This past May 29th — 31st, 2019, I represented Femme International (Femme), at the Open Government Partnerships (OGP) Annual Summit hosted in Ottawa, Canada. Femme is a grassroots level charity using a three-pronged approach; education, distribution, and conversation to empower women and girls in Kenya and Tanzania manage their periods in a safe and sustainable way. Our vision is to build a world where no one is limited by their body’s natural cycle.
The following are my three key takeaways from the summit.
1. Open government partnerships are essential for achieving sustainable impact.
In OGP; governments work with civil society to co-create two-year action plans, with concrete steps and commitments across a broad range of issues. This model allows civil society organizations and direct citizen engagement to play a role in shaping and overseeing governments.

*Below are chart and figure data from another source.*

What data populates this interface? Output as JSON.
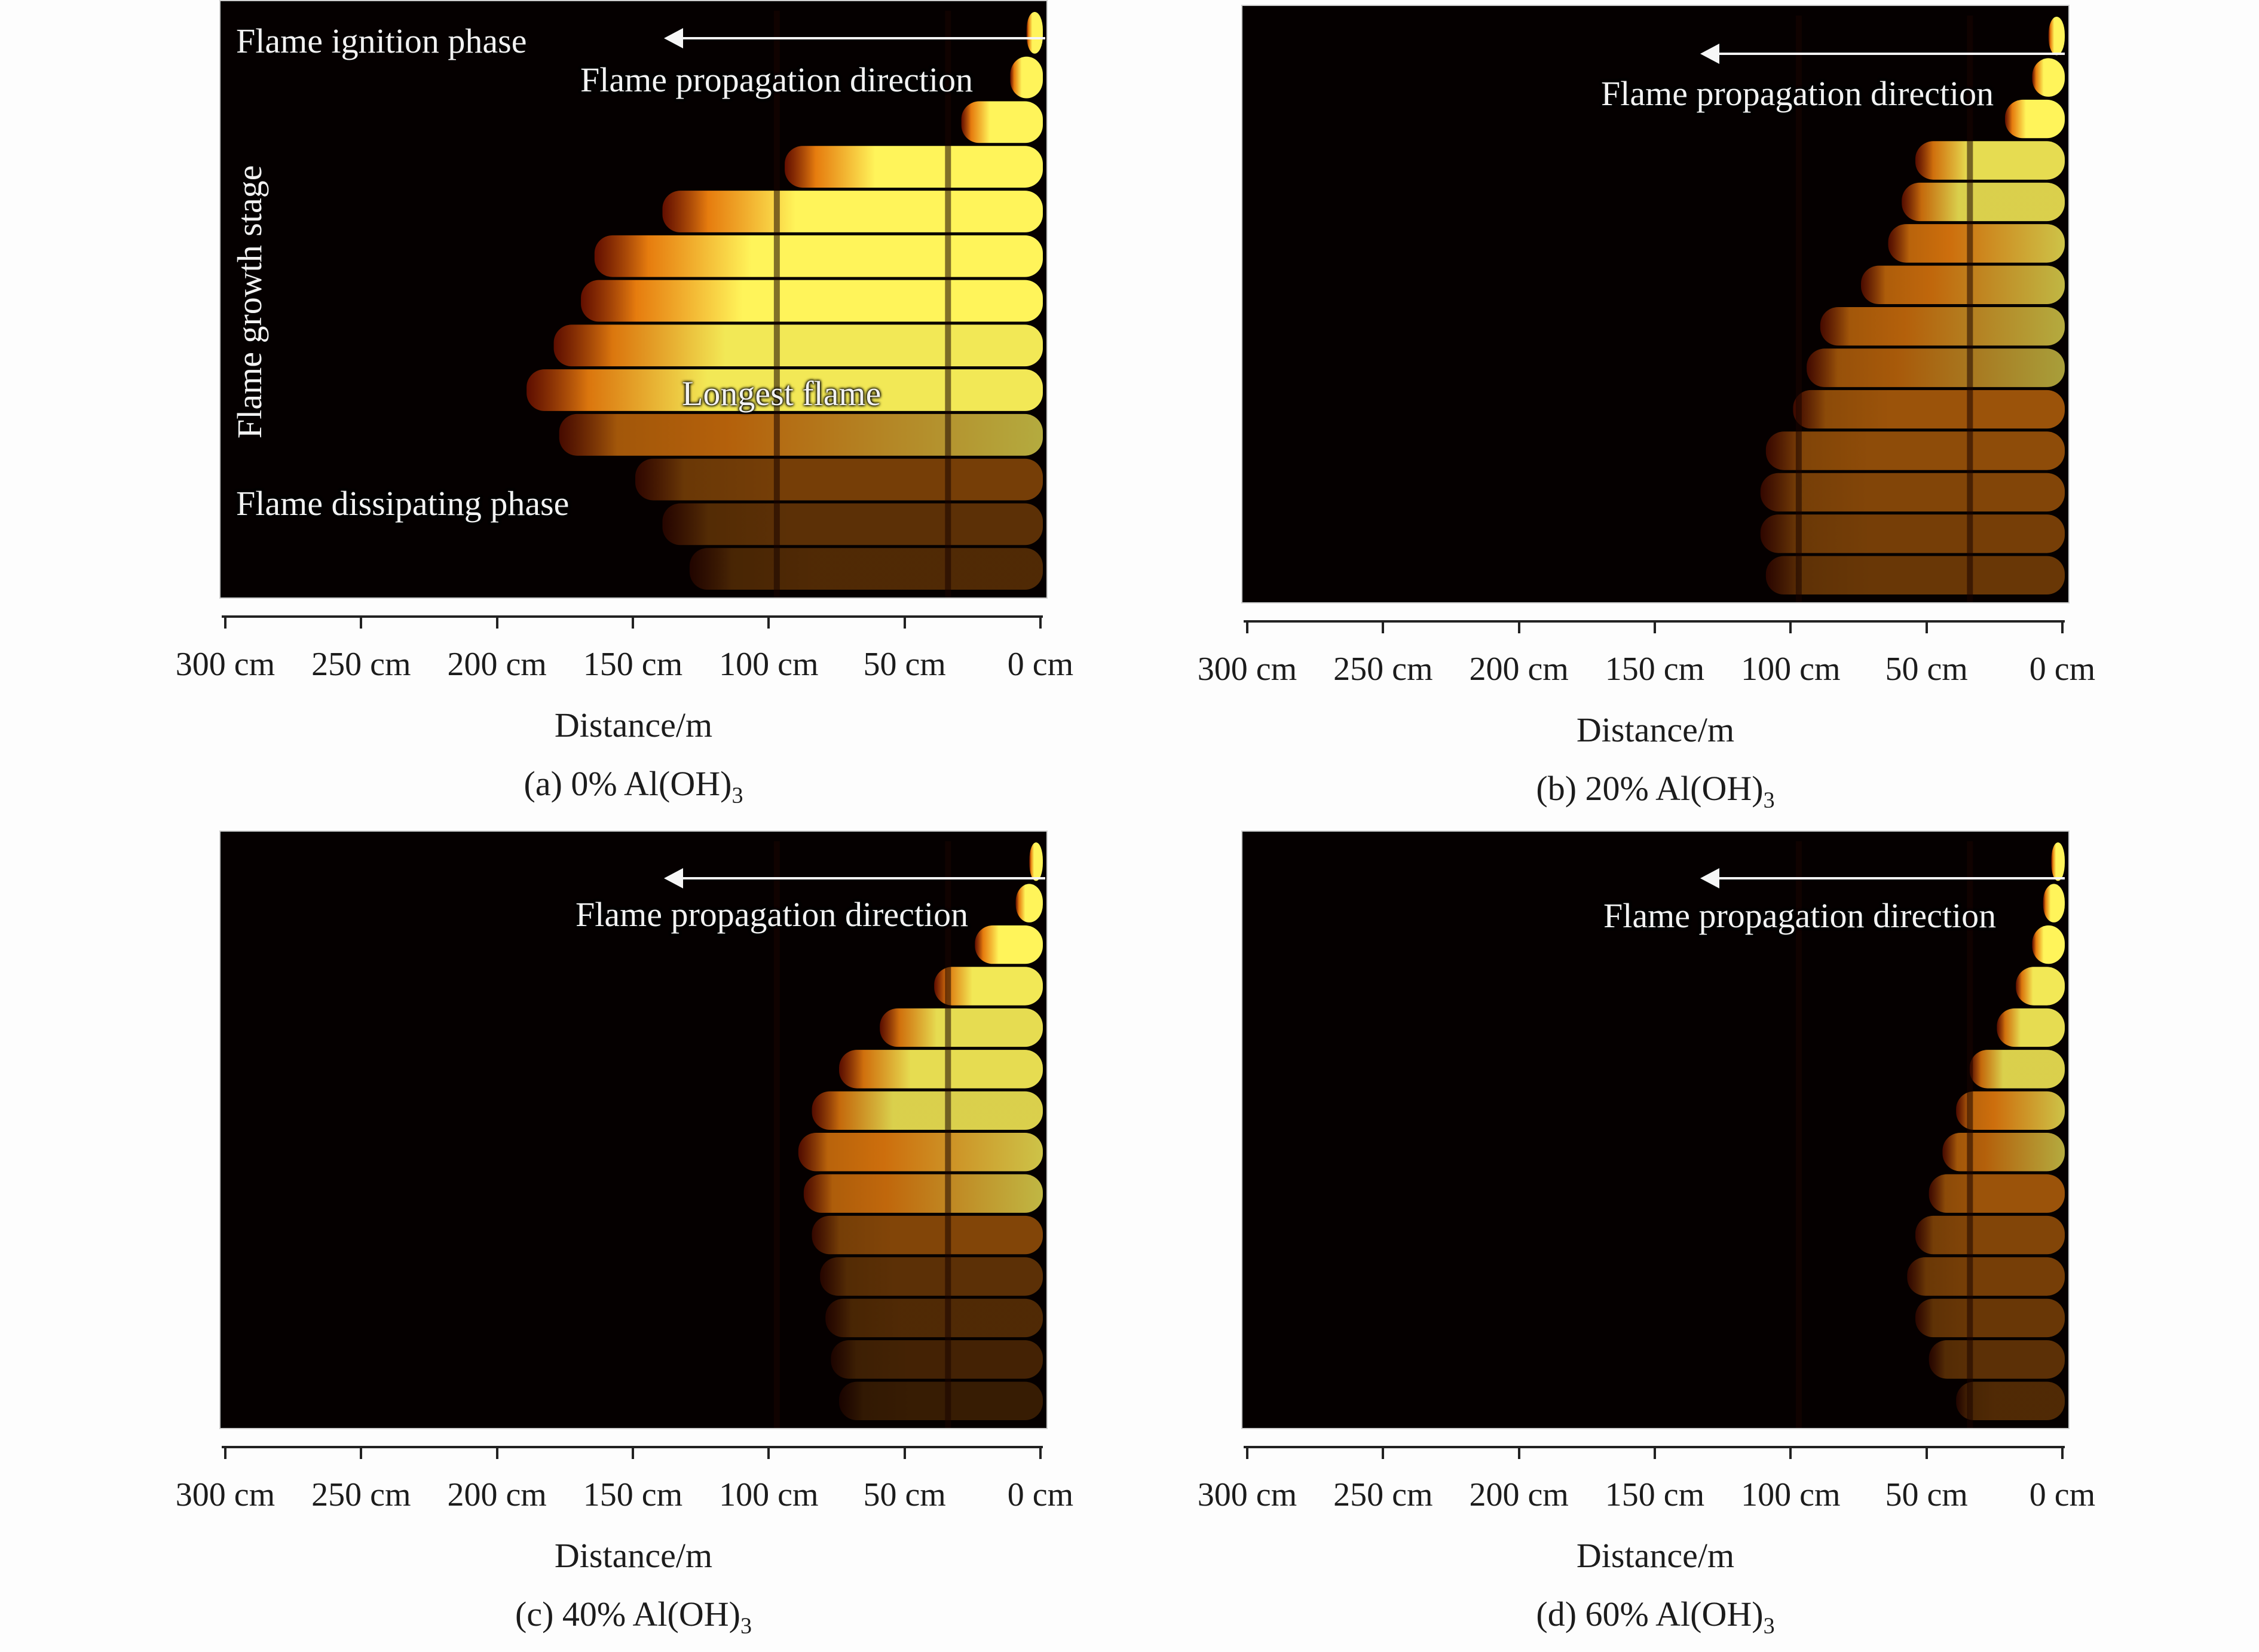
{
  "colors": {
    "flame_core": "#fff45a",
    "flame_mid": "#ff8a10",
    "flame_edge": "#8a1500",
    "background": "#050000"
  },
  "axis_ticks": [
    "300 cm",
    "250 cm",
    "200 cm",
    "150 cm",
    "100 cm",
    "50 cm",
    "0 cm"
  ],
  "axis_title": "Distance/m",
  "panels": [
    {
      "caption": {
        "prefix": "(a) 0% Al(OH)",
        "sub": "3"
      },
      "overlay": {
        "ignition": "Flame ignition phase",
        "propagation": "Flame propagation direction",
        "growth": "Flame growth stage",
        "longest": "Longest flame",
        "dissipating": "Flame dissipating phase"
      },
      "flame_lengths_cm": [
        6,
        12,
        30,
        95,
        140,
        165,
        170,
        180,
        190,
        178,
        150,
        140,
        130
      ],
      "intensity": [
        1.0,
        1.0,
        1.0,
        1.0,
        1.0,
        1.0,
        1.0,
        0.95,
        0.95,
        0.7,
        0.45,
        0.35,
        0.3
      ]
    },
    {
      "caption": {
        "prefix": "(b) 20% Al(OH)",
        "sub": "3"
      },
      "overlay": {
        "propagation": "Flame propagation direction"
      },
      "flame_lengths_cm": [
        6,
        12,
        22,
        55,
        60,
        65,
        75,
        90,
        95,
        100,
        110,
        112,
        112,
        110
      ],
      "intensity": [
        1.0,
        1.0,
        1.0,
        0.9,
        0.85,
        0.8,
        0.75,
        0.7,
        0.65,
        0.6,
        0.55,
        0.5,
        0.45,
        0.4
      ]
    },
    {
      "caption": {
        "prefix": "(c) 40% Al(OH)",
        "sub": "3"
      },
      "overlay": {
        "propagation": "Flame propagation direction"
      },
      "flame_lengths_cm": [
        5,
        10,
        25,
        40,
        60,
        75,
        85,
        90,
        88,
        85,
        82,
        80,
        78,
        75
      ],
      "intensity": [
        1.0,
        1.0,
        1.0,
        0.95,
        0.9,
        0.9,
        0.85,
        0.8,
        0.75,
        0.5,
        0.35,
        0.3,
        0.25,
        0.2
      ]
    },
    {
      "caption": {
        "prefix": "(d) 60% Al(OH)",
        "sub": "3"
      },
      "overlay": {
        "propagation": "Flame propagation direction"
      },
      "flame_lengths_cm": [
        5,
        8,
        12,
        18,
        25,
        35,
        40,
        45,
        50,
        55,
        58,
        55,
        50,
        40
      ],
      "intensity": [
        1.0,
        1.0,
        1.0,
        0.95,
        0.9,
        0.85,
        0.8,
        0.7,
        0.6,
        0.5,
        0.45,
        0.4,
        0.35,
        0.3
      ]
    }
  ]
}
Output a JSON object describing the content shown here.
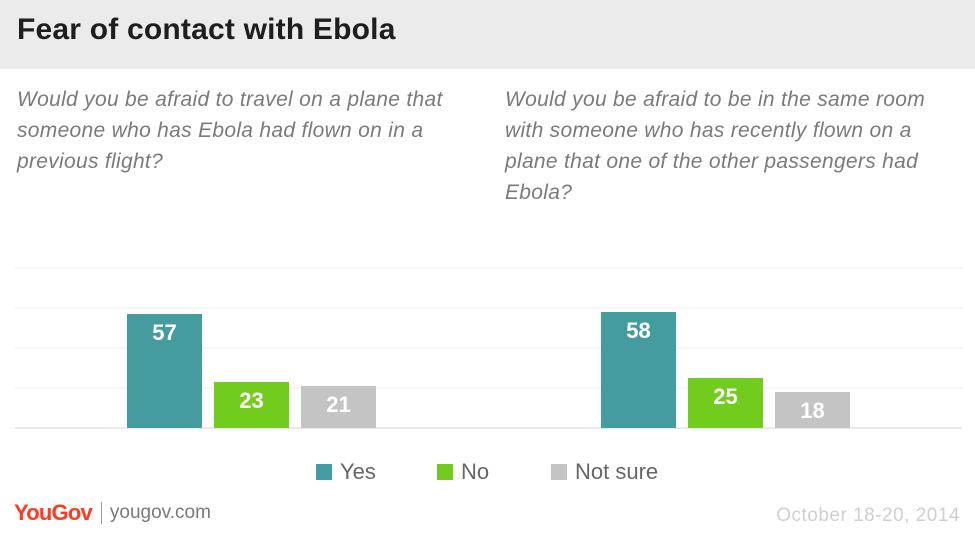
{
  "title": "Fear of contact with Ebola",
  "colors": {
    "yes": "#449c9e",
    "no": "#71cc1d",
    "not_sure": "#c4c4c4"
  },
  "chart_data": [
    {
      "type": "bar",
      "title": "Would you be afraid to travel on a plane that someone who has Ebola had flown on in a previous flight?",
      "categories": [
        "Yes",
        "No",
        "Not sure"
      ],
      "values": [
        57,
        23,
        21
      ],
      "ylim": [
        0,
        80
      ],
      "grid": true
    },
    {
      "type": "bar",
      "title": "Would you be afraid to be in the same room with someone who has recently flown on a plane that one of the other passengers had Ebola?",
      "categories": [
        "Yes",
        "No",
        "Not sure"
      ],
      "values": [
        58,
        25,
        18
      ],
      "ylim": [
        0,
        80
      ],
      "grid": true
    }
  ],
  "legend": [
    {
      "label": "Yes",
      "color": "#449c9e"
    },
    {
      "label": "No",
      "color": "#71cc1d"
    },
    {
      "label": "Not sure",
      "color": "#c4c4c4"
    }
  ],
  "footer": {
    "logo": "YouGov",
    "site": "yougov.com",
    "date": "October 18-20, 2014"
  }
}
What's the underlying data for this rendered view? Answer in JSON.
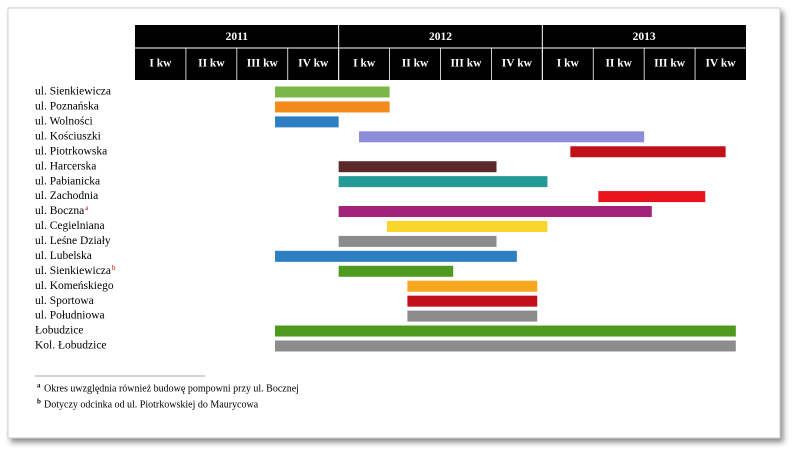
{
  "chart_data": {
    "type": "gantt",
    "years": [
      "2011",
      "2012",
      "2013"
    ],
    "quarters": [
      "I kw",
      "II kw",
      "III kw",
      "IV kw",
      "I kw",
      "II kw",
      "III kw",
      "IV kw",
      "I kw",
      "II kw",
      "III kw",
      "IV kw"
    ],
    "xlim": [
      0,
      12
    ],
    "categories": [
      "ul. Sienkiewicza",
      "ul. Poznańska",
      "ul. Wolności",
      "ul. Kościuszki",
      "ul. Piotrkowska",
      "ul. Harcerska",
      "ul. Pabianicka",
      "ul. Zachodnia",
      "ul. Boczna",
      "ul. Cegielniana",
      "ul. Leśne Działy",
      "ul. Lubelska",
      "ul. Sienkiewicza",
      "ul. Komeńskiego",
      "ul. Sportowa",
      "ul. Południowa",
      "Łobudzice",
      "Kol. Łobudzice"
    ],
    "markers": [
      null,
      null,
      null,
      null,
      null,
      null,
      null,
      null,
      "a",
      null,
      null,
      null,
      "b",
      null,
      null,
      null,
      null,
      null
    ],
    "start": [
      2.75,
      2.75,
      2.75,
      4.4,
      8.55,
      4,
      4,
      9.1,
      4,
      4.95,
      4,
      2.75,
      4,
      5.35,
      5.35,
      5.35,
      2.75,
      2.75
    ],
    "end": [
      5,
      5,
      4,
      10,
      11.6,
      7.1,
      8.1,
      11.2,
      10.15,
      8.1,
      7.1,
      7.5,
      6.25,
      7.9,
      7.9,
      7.9,
      11.8,
      11.8
    ],
    "colors": [
      "#7ab648",
      "#f28a1c",
      "#2e7fc1",
      "#8c8cd8",
      "#c0111a",
      "#5a2a2a",
      "#239a96",
      "#e8141a",
      "#a3237a",
      "#f7d52a",
      "#8c8c8c",
      "#2e7fc1",
      "#4e9a1e",
      "#f5a81c",
      "#c0111a",
      "#8c8c8c",
      "#4e9a1e",
      "#8c8c8c"
    ],
    "footnotes": [
      {
        "marker": "a",
        "text": "Okres uwzględnia również budowę pompowni przy ul. Bocznej"
      },
      {
        "marker": "b",
        "text": "Dotyczy odcinka od ul. Piotrkowskiej do Maurycowa"
      }
    ]
  }
}
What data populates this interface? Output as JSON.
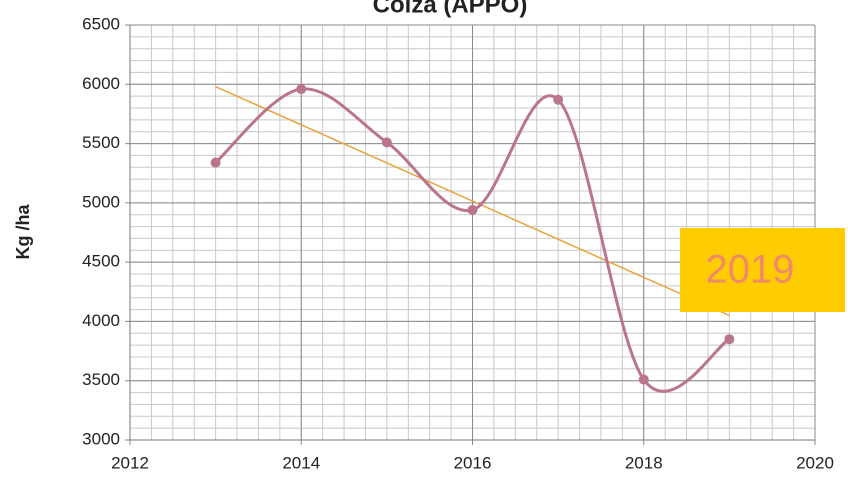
{
  "chart_data": {
    "type": "line",
    "title": "Colza (APPO)",
    "y_label": "Kg /ha",
    "series": [
      {
        "color": "#b9768a",
        "x": [
          2013,
          2014,
          2015,
          2016,
          2017,
          2018,
          2019
        ],
        "values": [
          5340,
          5960,
          5510,
          4940,
          5870,
          3510,
          3850
        ]
      }
    ],
    "trendline": {
      "color": "#e8a33c",
      "x": [
        2013,
        2019
      ],
      "values": [
        5980,
        4050
      ]
    },
    "xlim": [
      2012,
      2020
    ],
    "xticks": [
      2012,
      2014,
      2016,
      2018,
      2020
    ],
    "ylim": [
      3000,
      6500
    ],
    "yticks": [
      3000,
      3500,
      4000,
      4500,
      5000,
      5500,
      6000,
      6500
    ],
    "grid": true,
    "minor_grid": {
      "x": 0.25,
      "y": 100
    },
    "annotation": {
      "text": "2019",
      "color": "#f08a6a",
      "background": "#ffcc00"
    }
  }
}
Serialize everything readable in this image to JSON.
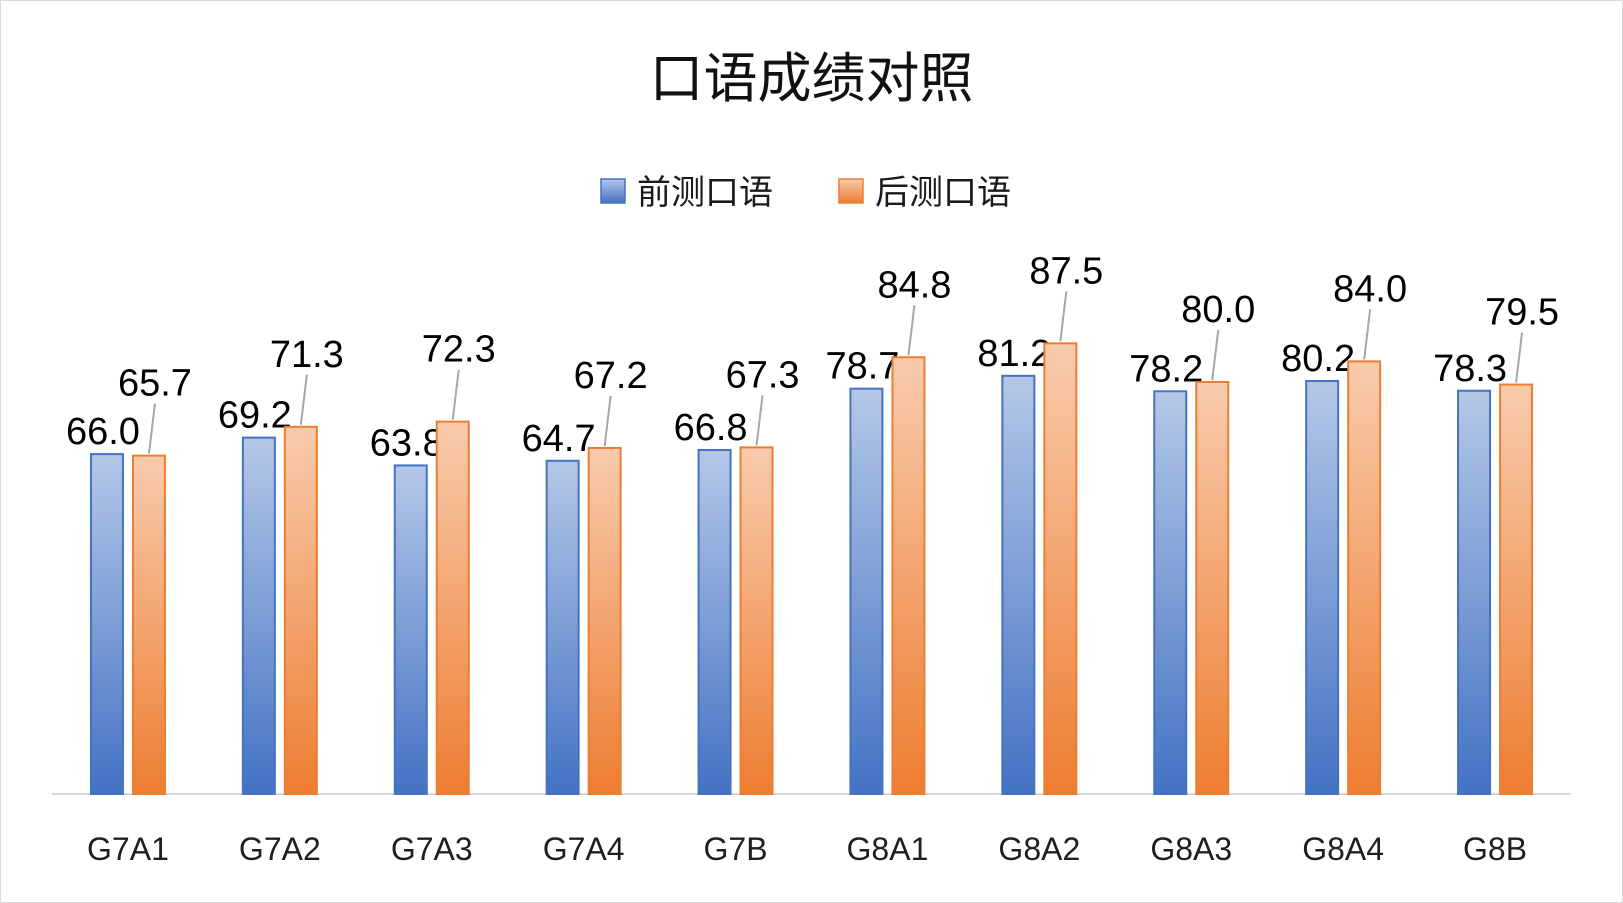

At Femme, we believe that access to accurate menstrual health education and high-quality products are a basic human right. Our research has identified menstruation as a root cause of the gender disparity; creating barriers for women to access opportunities to excel professionally, academically and personally. Last month, Amnesty International-Kenya published infographics depicting the menstruation vs food dilemma faced by up to 65% of women and girls in Kenya. These infographics give a good representation of our experience on the ground and a strong case for menstruation to become a government responsibility.
In spite of notable strides to provide access to menstrual health products and education by the Kenyan Government Section 39(k) of the Basic Education Act, and County First-ladies menstrual health campaign, our research and infographic statistics above, reveal that there is more that needs to be done. I believe that governments will be more effective if they actively and openly foster partnerships with civic space players such as Femme, and other grassroots organizations already tackling these issues to deliver even more powerful impact.
2. To cultivate our goals for more feminist policies, Governments should invite more women to the table!
The plenary at day 2 of the summit was Feminist Open Government (FOGO) day marking the launch of #BreaktheRoles campaign which aims to encourage at least 30% of OGP members to take meaningful action on gender and inclusion in 2019. The campaign identified the patriarchal culture in East Africa as an inhibitor to the implementation of feminist policies. To put it succinctly, they stated that Diversity is a fact; inclusion is a choice!
I concur — this needs to be the operating principle of all governments. I look forward to the effective implementation of the ⅔ gender representation rule provided in Article 81 of the Constitution of Kenya 2010. I believe this will bring about a change theory enabling women to participate more actively in government and policy roles thus enabling us to continue working with more supportive, structured, sector-specific policies.
In Tanzania, the current Tax waiver on menstrual products has not been implemented since it was passed last year. Arguments for this debate are centred on business perspectives. The lack of adequate representation by women means that the voices of women in this debate are not amplified. We need more women representatives on the table to get our voices heard and ensure that the trending #Pedibilakodi campaign is effectively implemented, and those taxes waived. Menstruation is not a choice, it is inevitable and women in government would be best placed to guide such a policy.
3. If you are a woman looking for meaningful networks in the #Civitech #opengov #opendata spaces, allow me to introduce you to Open Heroines.
Open Heroines (OH) is an online network of amazing women, situated globally, operating over slack, emails and other forms of interactive and social media. The OH women share materials, tools, ideas, advise, opportunities and information enabling women creating impact around the world become better equipped to continue pushing barriers and being changemakers in their respective countries.
I spent 5 days at the Summit with 16 Heroines from all over the world including, Panama, Brazil, Tunisia, and Kenya. It was a lively cultural exchange experience that cultivated the sharing of ideas, knowledge and skills transfer and as well as build networks with people I would ordinarily never meet but share so much in common. I found that I shared, with others, similar hopes and ideologies, objectives and goals for development and sustainability for my country and for the rest of the world. We have become friends and continue to support one another even after the summit ended.
I am grateful to the government of Canada, Open Heroines, IDRC and OGP for making it possible for Femme to participate in the OGP2019 Summit to present our case for government participation in menstrual health rights.